Changes to Social Security Under President Donald Trump: Essential Information for Retirees.

In June 2024, President Donald Trump addressed supporters at a campaign rally, stating, “As president, I will not cut one dime from Social Security or Medicare.” He reiterated a similar claim on social media in July 2024: “I will not cut one dime from Social Security or Medicare, and I will not raise the retirement age by even a day.”

Since resuming his role in the White House for a second term, President Trump has largely upheld these campaign commitments. However, he has indicated (and in some cases initiated) changes affecting the Social Security program. Here’s what retired individuals need to be aware of.

President Donald Trump signing a document at a desk with the presidential seal.

Image source: Official White House Photo by Joyce N. Boghosian.

President Trump’s Department of Government Efficiency (DOGE) is reducing Social Security costs

In January, President Trump enacted an executive order establishing the Department of Government Efficiency (DOGE). While its initial goal was to enhance productivity by modernizing federal technology and software, subsequent executive orders have broadened its mandate to include workforce optimization, cost efficiencies, and deregulation.

In response, the Social Security Administration (SSA) has lowered its staffing target to 50,000 employees, down from approximately 57,000. The SSA has also pinpointed cost-saving opportunities in contracts, grants, property, and technology, as well as in “common-sense approaches to printing, travel, and purchase card policies.”

According to the SSA, total savings will surpass $800 million in fiscal 2025. While this represents a significant portion of the estimated $6.5 billion in administrative spending, it still pales in comparison to the $110 billion deficit projected for its fiscal 2025 budget.

President Trump aims to eliminate the taxation of Social Security benefits

During his campaign, President Trump shared on social media, “Seniors should not pay tax on Social Security.” He has reiterated this promise since the election. In February, White House press secretary Karoline Leavitt announced that President Trump would implement the “largest tax cut in history,” which would include abolishing taxes on Social Security.

While Trump has quickly identified inefficiencies and initiated spending cuts through DOGE, I remain skeptical of his proposal to eliminate taxes on Social Security. Although the idea holds merit, the Social Security trust fund is already projected to be depleted by 2035. Removing taxes on benefits would hasten this timeline, putting potential benefit reductions closer on the horizon.

To clarify, the trustees estimate that tax revenue will cover only 83% of benefits when the trust fund goes insolvent in 2035. This would lead to an automatic 17% reduction in benefits unless Congress addresses the funding issue.

Taxes on Social Security account for 4% of the program’s funding.
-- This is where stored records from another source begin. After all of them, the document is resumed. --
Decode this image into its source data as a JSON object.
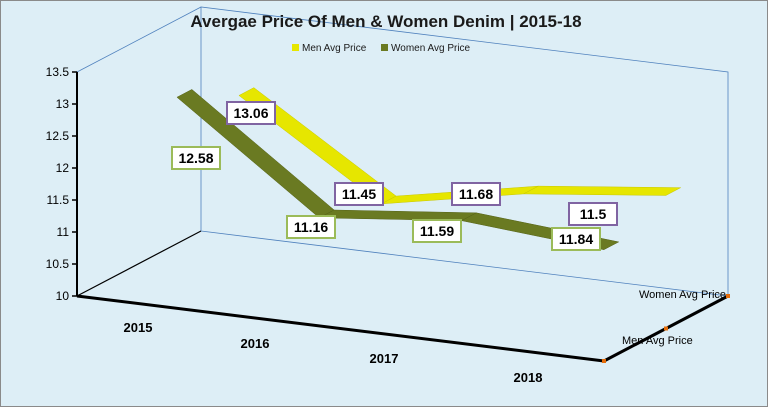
{
  "chart_data": {
    "type": "line",
    "title": "Avergae Price Of Men & Women Denim | 2015-18",
    "categories": [
      "2015",
      "2016",
      "2017",
      "2018"
    ],
    "series": [
      {
        "name": "Men Avg Price",
        "values": [
          12.58,
          11.16,
          11.59,
          11.84
        ]
      },
      {
        "name": "Women Avg Price",
        "values": [
          13.06,
          11.45,
          11.68,
          11.5
        ]
      }
    ],
    "ylim": [
      10,
      13.5
    ],
    "yticks": [
      "13.5",
      "13",
      "12.5",
      "12",
      "11.5",
      "11",
      "10.5",
      "10"
    ],
    "legend_position": "top",
    "three_d": true
  },
  "colors": {
    "background": "#ddeef6",
    "men_fill": "#e6e600",
    "men_edge": "#c8c800",
    "women_fill": "#6a7a22",
    "women_edge": "#556218",
    "men_label_border": "#9bbb59",
    "women_label_border": "#8064a2",
    "axis": "#000000",
    "wall_line": "#4f81bd"
  }
}
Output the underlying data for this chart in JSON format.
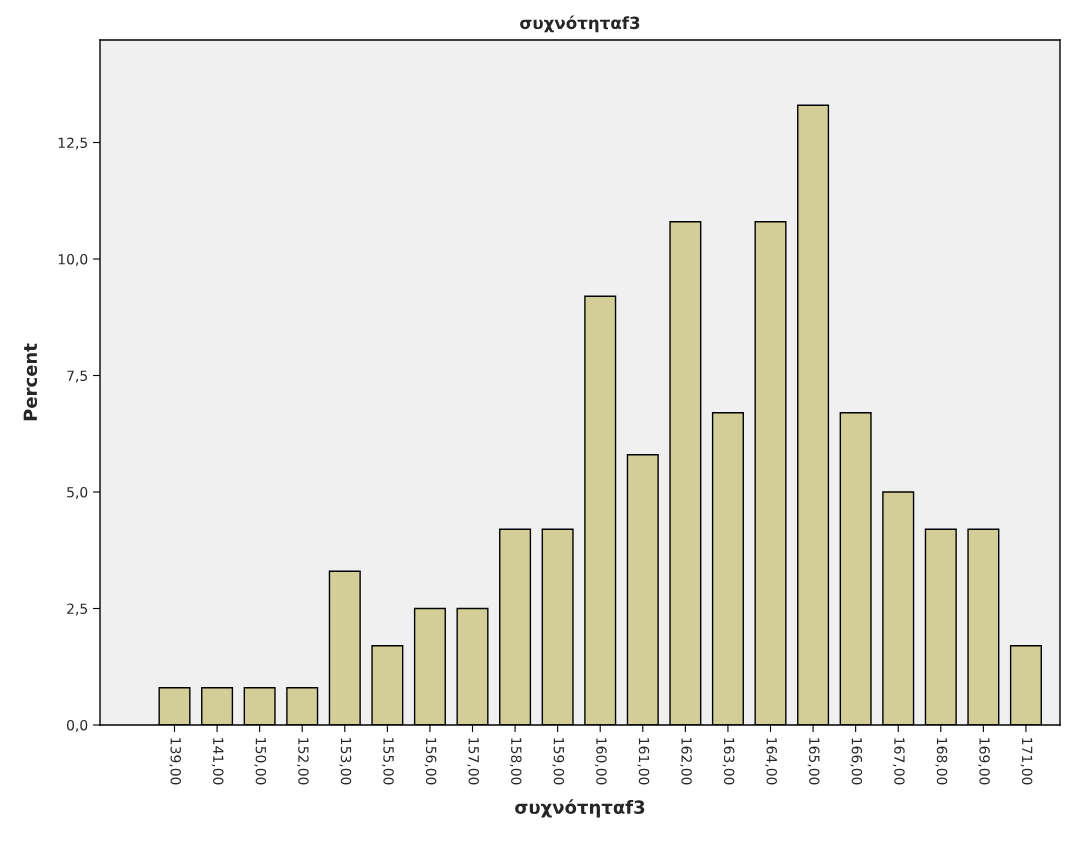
{
  "chart_data": {
    "type": "bar",
    "title": "συχνότηταf3",
    "xlabel": "συχνότηταf3",
    "ylabel": "Percent",
    "categories": [
      "139,00",
      "141,00",
      "150,00",
      "152,00",
      "153,00",
      "155,00",
      "156,00",
      "157,00",
      "158,00",
      "159,00",
      "160,00",
      "161,00",
      "162,00",
      "163,00",
      "164,00",
      "165,00",
      "166,00",
      "167,00",
      "168,00",
      "169,00",
      "171,00"
    ],
    "values": [
      0.8,
      0.8,
      0.8,
      0.8,
      3.3,
      1.7,
      2.5,
      2.5,
      4.2,
      4.2,
      9.2,
      5.8,
      10.8,
      6.7,
      10.8,
      13.3,
      6.7,
      5.0,
      4.2,
      4.2,
      1.7
    ],
    "color": "#d3ce97",
    "ylim": [
      0,
      14.7
    ],
    "yticks": [
      {
        "value": 0,
        "label": "0,0"
      },
      {
        "value": 2.5,
        "label": "2,5"
      },
      {
        "value": 5,
        "label": "5,0"
      },
      {
        "value": 7.5,
        "label": "7,5"
      },
      {
        "value": 10,
        "label": "10,0"
      },
      {
        "value": 12.5,
        "label": "12,5"
      }
    ],
    "grid": false
  }
}
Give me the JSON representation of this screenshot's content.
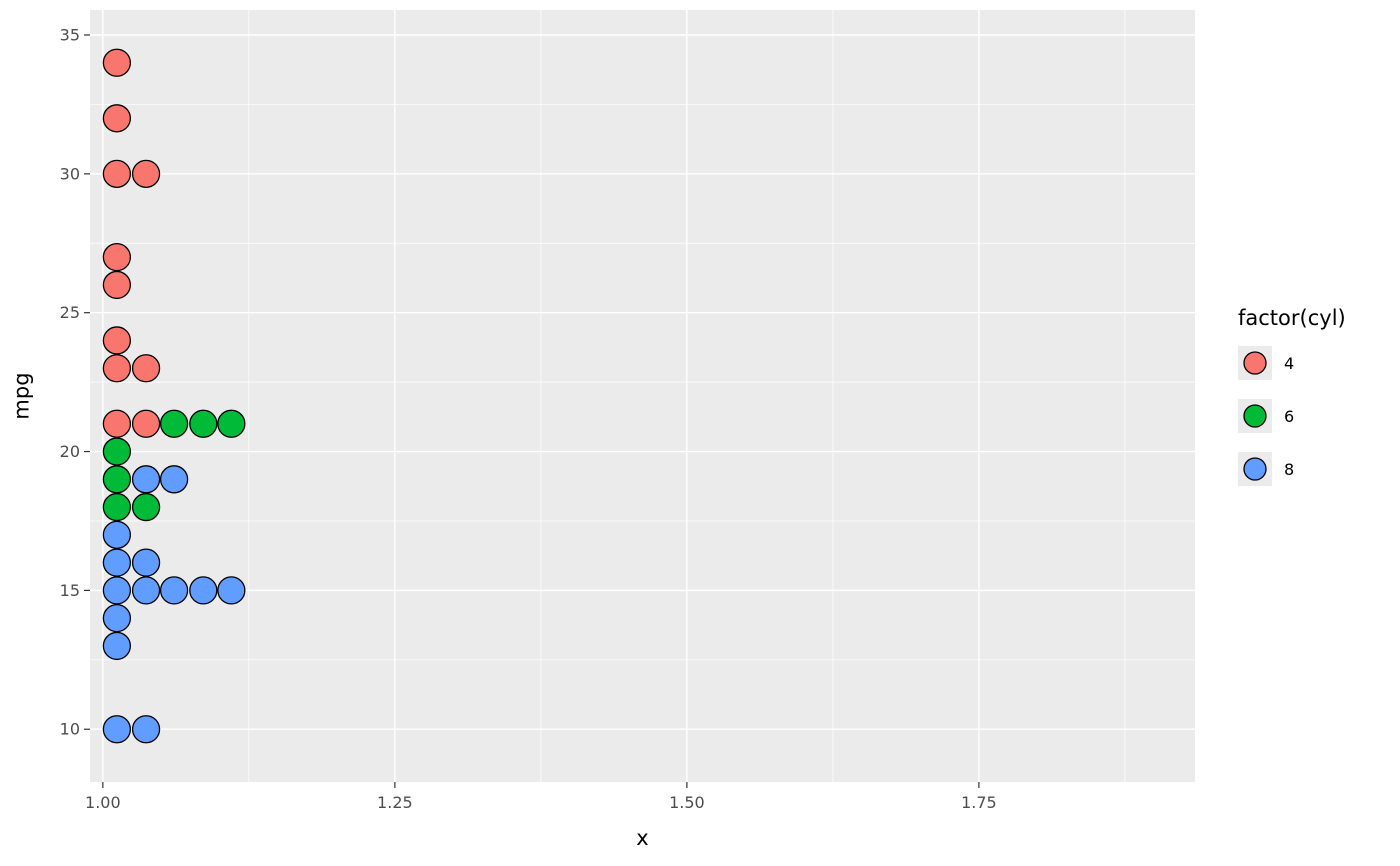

While this figure is relatively small, the funding challenge would still worsen if tax revenue were eliminated.

For example, a budget model from the reputable Penn Wharton business school suggests that Social Security could miss out on $1.5 trillion in revenue over the next decade if President Trump removes taxes on benefits. In that case, the trust fund could run out of funds two years earlier than currently expected, meaning retirees and other Social Security recipients could face benefit cuts as early as 2033 instead of 2035.

Nevertheless, Congress has historically avoided allowing the Social Security trust fund to become insolvent, and I believe lawmakers will find a solution to the financing issue before cuts are necessary this time. However, eliminating taxes on Social Security would complicate matters, giving Congress less time to resolve the issue.